Swiss human rights activist (born 1945)

Anni Lanz (born 1945) is a Swiss human rights activist with a focus on Switzerland's refugee policy. Today she is active in the refugee aid organization Solidarité sans frontières.

== Life ==

Anni Lanz studied at the Kunstgewerbeschule Basel. She later studied sociology at the universities of Zurich and Basel.

On December 19, 2018, Anni Lanz was sentenced for incitement to illegal entry, exit or residence by the District Court Brig to a fine of 800 francs or five days in prison. The sentence is still being appealed. She sees herself as an escape helper.

== Awards ==

In 2004, Anni Lanz received an honorary doctorate from the Faculty of Law of the University of Basel.
"The Faculty of Law thus honors Anni Lanz's tireless commitment to the implementation of human rights at national and international level, especially in the area of asylum law and women's rights. The laudation states that in her professional and voluntary work, Ms. Lanz consistently puts the law at the service of real people and, in addition to her lobbying work, also provides concrete help at all times."

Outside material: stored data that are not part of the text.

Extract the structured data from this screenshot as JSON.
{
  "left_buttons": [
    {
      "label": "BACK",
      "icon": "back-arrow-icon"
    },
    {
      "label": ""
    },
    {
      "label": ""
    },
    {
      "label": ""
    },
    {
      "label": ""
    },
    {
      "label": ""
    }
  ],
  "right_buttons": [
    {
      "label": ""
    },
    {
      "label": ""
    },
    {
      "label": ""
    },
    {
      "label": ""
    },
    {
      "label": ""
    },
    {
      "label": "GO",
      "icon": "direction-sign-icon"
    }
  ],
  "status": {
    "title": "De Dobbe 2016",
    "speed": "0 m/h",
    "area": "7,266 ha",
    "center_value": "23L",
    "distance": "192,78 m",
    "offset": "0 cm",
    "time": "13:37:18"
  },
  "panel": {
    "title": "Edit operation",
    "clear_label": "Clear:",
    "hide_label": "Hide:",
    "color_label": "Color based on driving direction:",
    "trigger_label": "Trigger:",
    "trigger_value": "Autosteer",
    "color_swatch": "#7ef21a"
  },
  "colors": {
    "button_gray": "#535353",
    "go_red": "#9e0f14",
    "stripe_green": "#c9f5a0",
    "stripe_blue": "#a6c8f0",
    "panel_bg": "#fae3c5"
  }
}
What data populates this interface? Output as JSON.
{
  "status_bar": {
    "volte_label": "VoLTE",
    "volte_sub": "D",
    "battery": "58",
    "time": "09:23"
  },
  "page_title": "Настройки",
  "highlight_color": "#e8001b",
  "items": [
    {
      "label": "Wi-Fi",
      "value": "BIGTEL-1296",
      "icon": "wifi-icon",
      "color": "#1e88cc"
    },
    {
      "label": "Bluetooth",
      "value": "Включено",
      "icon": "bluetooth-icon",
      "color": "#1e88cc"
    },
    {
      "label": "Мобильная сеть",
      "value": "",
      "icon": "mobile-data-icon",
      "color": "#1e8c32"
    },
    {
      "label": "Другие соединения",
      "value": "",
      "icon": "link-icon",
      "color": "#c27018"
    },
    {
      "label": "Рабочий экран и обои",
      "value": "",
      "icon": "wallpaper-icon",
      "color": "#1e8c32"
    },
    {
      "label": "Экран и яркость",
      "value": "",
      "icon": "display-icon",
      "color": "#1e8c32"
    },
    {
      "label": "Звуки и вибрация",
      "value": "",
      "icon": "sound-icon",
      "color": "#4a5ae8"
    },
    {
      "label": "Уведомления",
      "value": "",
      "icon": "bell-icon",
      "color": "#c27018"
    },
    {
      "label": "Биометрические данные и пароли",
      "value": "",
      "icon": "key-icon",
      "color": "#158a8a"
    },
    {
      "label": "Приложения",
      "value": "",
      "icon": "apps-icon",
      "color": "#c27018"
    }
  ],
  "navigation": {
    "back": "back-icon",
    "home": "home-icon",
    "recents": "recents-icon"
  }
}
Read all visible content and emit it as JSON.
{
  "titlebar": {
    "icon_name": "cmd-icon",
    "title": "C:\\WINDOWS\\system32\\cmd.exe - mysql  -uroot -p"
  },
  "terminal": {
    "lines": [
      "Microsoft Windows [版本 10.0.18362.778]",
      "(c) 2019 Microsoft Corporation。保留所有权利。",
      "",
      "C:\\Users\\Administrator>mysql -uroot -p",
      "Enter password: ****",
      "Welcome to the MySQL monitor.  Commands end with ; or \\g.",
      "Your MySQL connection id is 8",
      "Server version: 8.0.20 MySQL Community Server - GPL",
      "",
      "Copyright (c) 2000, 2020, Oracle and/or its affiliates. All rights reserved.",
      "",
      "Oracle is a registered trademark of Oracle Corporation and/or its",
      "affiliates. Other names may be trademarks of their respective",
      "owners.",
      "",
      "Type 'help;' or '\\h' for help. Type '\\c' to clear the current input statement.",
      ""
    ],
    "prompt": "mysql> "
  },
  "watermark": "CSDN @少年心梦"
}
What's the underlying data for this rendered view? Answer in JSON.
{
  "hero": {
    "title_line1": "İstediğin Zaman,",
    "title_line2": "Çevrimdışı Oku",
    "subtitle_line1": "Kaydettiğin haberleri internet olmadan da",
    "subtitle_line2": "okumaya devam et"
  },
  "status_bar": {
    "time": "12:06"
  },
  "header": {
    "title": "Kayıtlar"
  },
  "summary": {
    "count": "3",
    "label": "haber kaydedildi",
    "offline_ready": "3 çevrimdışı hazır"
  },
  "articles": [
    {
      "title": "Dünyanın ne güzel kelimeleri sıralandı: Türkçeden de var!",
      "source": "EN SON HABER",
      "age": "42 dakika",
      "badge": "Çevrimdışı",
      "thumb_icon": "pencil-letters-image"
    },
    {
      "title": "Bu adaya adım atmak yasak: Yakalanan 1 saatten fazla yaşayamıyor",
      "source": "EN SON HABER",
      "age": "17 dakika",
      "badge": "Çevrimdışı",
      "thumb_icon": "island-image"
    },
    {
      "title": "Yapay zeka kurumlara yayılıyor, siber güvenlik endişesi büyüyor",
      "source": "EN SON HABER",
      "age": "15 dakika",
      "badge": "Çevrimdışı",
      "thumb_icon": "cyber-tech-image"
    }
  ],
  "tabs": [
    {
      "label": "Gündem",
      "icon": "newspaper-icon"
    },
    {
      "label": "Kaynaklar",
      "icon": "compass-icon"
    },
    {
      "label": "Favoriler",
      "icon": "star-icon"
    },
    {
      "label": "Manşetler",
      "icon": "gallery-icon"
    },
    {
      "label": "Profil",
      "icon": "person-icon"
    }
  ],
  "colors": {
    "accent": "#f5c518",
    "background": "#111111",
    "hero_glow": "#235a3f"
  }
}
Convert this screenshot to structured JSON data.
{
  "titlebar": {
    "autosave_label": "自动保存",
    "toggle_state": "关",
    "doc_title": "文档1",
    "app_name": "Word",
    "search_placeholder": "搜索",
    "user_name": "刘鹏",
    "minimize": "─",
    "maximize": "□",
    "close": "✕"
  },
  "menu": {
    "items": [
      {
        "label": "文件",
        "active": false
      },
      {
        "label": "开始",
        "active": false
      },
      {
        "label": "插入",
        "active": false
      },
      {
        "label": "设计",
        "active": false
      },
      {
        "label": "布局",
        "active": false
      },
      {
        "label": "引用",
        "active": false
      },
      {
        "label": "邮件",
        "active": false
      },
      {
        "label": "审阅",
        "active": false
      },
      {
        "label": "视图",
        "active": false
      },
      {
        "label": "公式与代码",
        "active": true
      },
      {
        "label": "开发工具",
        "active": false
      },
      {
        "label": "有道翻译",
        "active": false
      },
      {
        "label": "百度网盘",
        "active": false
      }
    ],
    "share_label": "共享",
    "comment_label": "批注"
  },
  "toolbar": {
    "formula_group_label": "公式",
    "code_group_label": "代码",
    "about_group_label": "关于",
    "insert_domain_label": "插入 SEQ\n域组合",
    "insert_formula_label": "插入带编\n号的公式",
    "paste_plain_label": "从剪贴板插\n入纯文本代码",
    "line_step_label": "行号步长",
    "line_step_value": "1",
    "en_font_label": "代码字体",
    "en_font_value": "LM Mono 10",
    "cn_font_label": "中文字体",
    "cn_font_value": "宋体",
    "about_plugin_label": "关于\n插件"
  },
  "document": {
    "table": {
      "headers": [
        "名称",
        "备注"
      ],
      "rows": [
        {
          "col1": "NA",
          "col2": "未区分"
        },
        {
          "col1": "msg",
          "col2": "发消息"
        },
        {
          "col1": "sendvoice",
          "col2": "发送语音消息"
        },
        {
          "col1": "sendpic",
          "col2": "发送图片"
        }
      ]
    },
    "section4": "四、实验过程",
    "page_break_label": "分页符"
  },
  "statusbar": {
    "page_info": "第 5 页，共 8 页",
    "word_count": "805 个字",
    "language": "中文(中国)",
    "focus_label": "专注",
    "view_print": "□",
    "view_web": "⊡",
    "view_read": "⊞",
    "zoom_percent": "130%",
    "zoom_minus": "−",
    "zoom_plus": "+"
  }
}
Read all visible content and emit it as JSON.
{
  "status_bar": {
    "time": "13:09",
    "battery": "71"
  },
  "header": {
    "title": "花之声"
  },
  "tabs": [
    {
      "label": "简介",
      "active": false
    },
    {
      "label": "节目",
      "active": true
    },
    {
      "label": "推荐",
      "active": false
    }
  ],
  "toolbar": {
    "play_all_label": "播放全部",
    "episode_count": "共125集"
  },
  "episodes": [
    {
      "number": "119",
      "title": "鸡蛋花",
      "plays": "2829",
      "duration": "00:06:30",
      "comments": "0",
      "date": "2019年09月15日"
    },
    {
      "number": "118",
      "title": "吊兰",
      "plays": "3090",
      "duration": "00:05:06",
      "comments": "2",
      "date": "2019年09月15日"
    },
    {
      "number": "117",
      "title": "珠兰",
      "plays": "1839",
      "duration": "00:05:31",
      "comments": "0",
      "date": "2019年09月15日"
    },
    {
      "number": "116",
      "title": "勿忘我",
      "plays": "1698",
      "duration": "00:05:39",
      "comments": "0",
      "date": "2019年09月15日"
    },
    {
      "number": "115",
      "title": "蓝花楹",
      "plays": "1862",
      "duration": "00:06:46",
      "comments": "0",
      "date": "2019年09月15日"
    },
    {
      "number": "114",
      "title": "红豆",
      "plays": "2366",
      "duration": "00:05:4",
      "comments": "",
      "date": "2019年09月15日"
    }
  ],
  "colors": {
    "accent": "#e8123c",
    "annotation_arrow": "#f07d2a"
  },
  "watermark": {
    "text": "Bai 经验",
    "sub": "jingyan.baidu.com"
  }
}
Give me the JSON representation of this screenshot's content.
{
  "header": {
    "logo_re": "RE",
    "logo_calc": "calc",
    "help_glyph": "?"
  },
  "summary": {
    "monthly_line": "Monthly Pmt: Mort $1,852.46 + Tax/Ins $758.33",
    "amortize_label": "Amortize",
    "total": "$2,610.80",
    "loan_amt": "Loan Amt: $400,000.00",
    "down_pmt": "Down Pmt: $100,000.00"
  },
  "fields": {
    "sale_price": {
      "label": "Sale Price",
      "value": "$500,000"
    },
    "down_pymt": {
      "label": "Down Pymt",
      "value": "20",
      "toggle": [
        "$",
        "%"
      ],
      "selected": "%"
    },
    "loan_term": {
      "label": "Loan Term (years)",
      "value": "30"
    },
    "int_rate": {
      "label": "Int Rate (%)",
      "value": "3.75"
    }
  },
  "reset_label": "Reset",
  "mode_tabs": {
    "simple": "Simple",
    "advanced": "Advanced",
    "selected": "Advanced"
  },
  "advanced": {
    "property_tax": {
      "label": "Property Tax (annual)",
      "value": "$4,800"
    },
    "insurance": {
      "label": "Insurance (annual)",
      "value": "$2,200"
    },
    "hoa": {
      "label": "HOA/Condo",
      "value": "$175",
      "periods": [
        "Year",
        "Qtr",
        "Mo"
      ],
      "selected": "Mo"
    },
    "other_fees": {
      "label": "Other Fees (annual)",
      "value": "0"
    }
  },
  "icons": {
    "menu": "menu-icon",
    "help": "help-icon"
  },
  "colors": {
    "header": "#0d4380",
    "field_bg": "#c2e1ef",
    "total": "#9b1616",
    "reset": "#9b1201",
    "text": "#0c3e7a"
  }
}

Her commitment was also recognized when she was nominated as one of five Swiss women in the 1000 Women for the Nobel Peace Prize 2005 project.

In 2007, Anni Lanz received the Fischhof Prize, which is awarded by the Foundation against Racism and Anti-Semitism (GRA) and the Society for Minorities in Switzerland (GMS).

In 2022, Anni Lanz received the Prix Courage Lifetime Award with the justification: "For almost 40 years, Anni Lanz has been fighting for people on the run."